Gabriel Boric becomes Chile’s president elect after winning election at the age of 35

Former student activist Gabriel Boric will be under quick pressure from his youthful supporters to fulfill his promises to remake Chile after the millennial politician scored a historic victory in the country’s presidential runoff election on Sunday night, December 19.

Aged 35, Gabriel Boric will be the nation’s youngest leader and by far its most liberal since President Salvador Allende. He will assume office at the final stage of a years long initiative to draft a new Constitution, an effort that is likely to bring about profound legal and political changes on issues including gender equality, Indigenous rights and environmental protections.
Boric spent months traversing up and down Chile vowing to bring a youth-led form of inclusive government to attack nagging poverty and inequality that he said are the unacceptable underbelly of a free market model imposed decades ago by the dictatorship of Gen. Augusto Pinochet.
The bold promise paid off. With 56 per cent of the votes, Boric on Sunday handily defeated his opponent, far right lawmaker Jose Antonio Kast, by more than 10 points.

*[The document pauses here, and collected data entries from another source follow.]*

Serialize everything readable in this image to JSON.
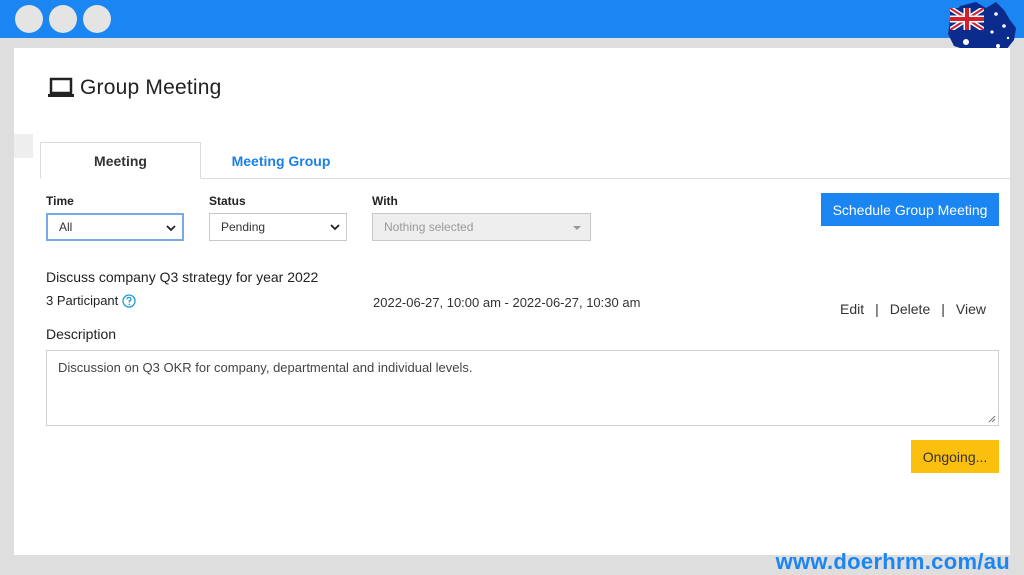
{
  "window": {
    "dots": [
      "close",
      "minimize",
      "maximize"
    ],
    "accent_color": "#1b86f2"
  },
  "header": {
    "title": "Group Meeting",
    "icon": "laptop-icon"
  },
  "tabs": [
    {
      "label": "Meeting",
      "active": true
    },
    {
      "label": "Meeting Group",
      "active": false
    }
  ],
  "filters": {
    "time": {
      "label": "Time",
      "value": "All"
    },
    "status": {
      "label": "Status",
      "value": "Pending"
    },
    "with": {
      "label": "With",
      "placeholder": "Nothing selected"
    }
  },
  "schedule_button": {
    "label": "Schedule Group Meeting",
    "color": "#1b86f2"
  },
  "meeting": {
    "title": "Discuss company Q3 strategy for year 2022",
    "participants": "3 Participant",
    "datetime": "2022-06-27, 10:00 am - 2022-06-27, 10:30 am",
    "actions": {
      "edit": "Edit",
      "delete": "Delete",
      "view": "View",
      "separator": "|"
    },
    "description_label": "Description",
    "description": "Discussion on Q3 OKR for company, departmental and individual levels.",
    "status_button": {
      "label": "Ongoing...",
      "color": "#fbbf0e"
    }
  },
  "branding": {
    "url": "www.doerhrm.com/au",
    "flag": "australia-flag"
  }
}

In a phone call with outgoing President Sebastián Piñera, Boric said he would do his “best to rise to this tremendous challenge”.
“We are a generation that emerged in public life demanding our rights be respected as rights and not treated like consumer goods or a business,” Boric said.

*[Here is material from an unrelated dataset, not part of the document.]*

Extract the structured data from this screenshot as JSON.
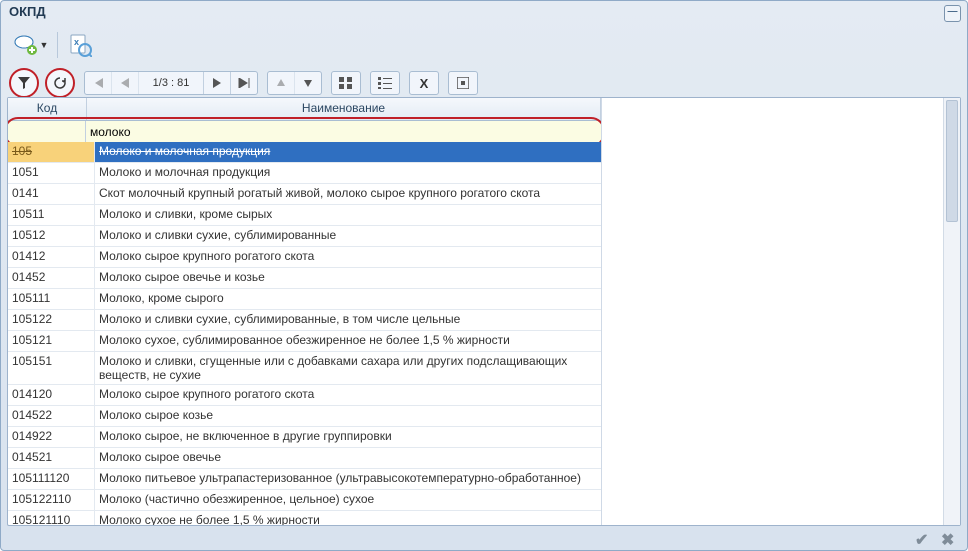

“We know there continues to be justice for the rich, and justice for the poor, and we no longer will permit that the poor keep paying the price of Chile’s inequality.”

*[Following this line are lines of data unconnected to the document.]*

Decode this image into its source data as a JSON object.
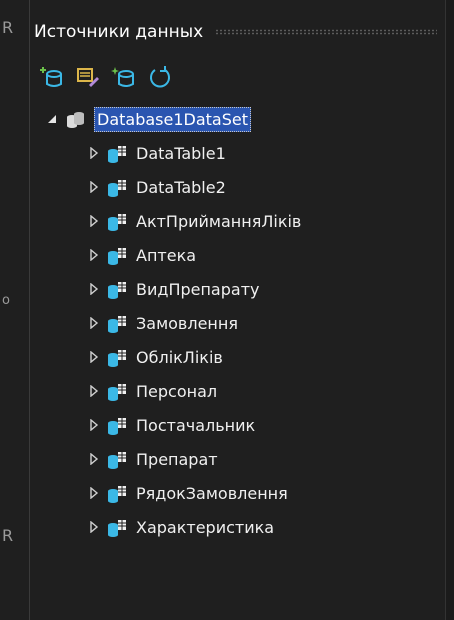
{
  "panel": {
    "title": "Источники данных"
  },
  "toolbar": {
    "buttons": [
      {
        "name": "add-data-source-button",
        "icon": "add-database-icon"
      },
      {
        "name": "edit-dataset-button",
        "icon": "edit-dataset-designer-icon"
      },
      {
        "name": "configure-dataset-button",
        "icon": "configure-dataset-wizard-icon"
      },
      {
        "name": "refresh-button",
        "icon": "refresh-icon"
      }
    ]
  },
  "tree": {
    "root": {
      "label": "Database1DataSet",
      "icon": "dataset-icon",
      "expanded": true
    },
    "tables": [
      {
        "label": "DataTable1"
      },
      {
        "label": "DataTable2"
      },
      {
        "label": "АктПрийманняЛіків"
      },
      {
        "label": "Аптека"
      },
      {
        "label": "ВидПрепарату"
      },
      {
        "label": "Замовлення"
      },
      {
        "label": "ОблікЛіків"
      },
      {
        "label": "Персонал"
      },
      {
        "label": "Постачальник"
      },
      {
        "label": "Препарат"
      },
      {
        "label": "РядокЗамовлення"
      },
      {
        "label": "Характеристика"
      }
    ]
  },
  "colors": {
    "background": "#1f1f1f",
    "accent_top": "#6a63d6",
    "selection": "#2a55b0",
    "icon_cyan": "#3bb8e6",
    "icon_green": "#6cc04a"
  }
}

Mr. Kast conceded the race, saying he had called Mr. Boric to congratulate him.
“From now on, he is the president elect of Chile and deserves all our respect and constructive collaboration,” Mr. Kast wrote on Twitter.
“I am going to give the best of me to rise to this tremendous challenge,” Mr. Boric said during a televised video call from the outgoing president, Sebastián Piñera, which continued a tradition in Chilean politics.
Mr. Boric also said that he hoped to unite the nation after a hard-fought race. “I will be the president of all Chileans.”
Boric was a former student protest leader and backed the mass demonstrations against inequality and alleged corruption that rocked Chile in 2019 and 2020.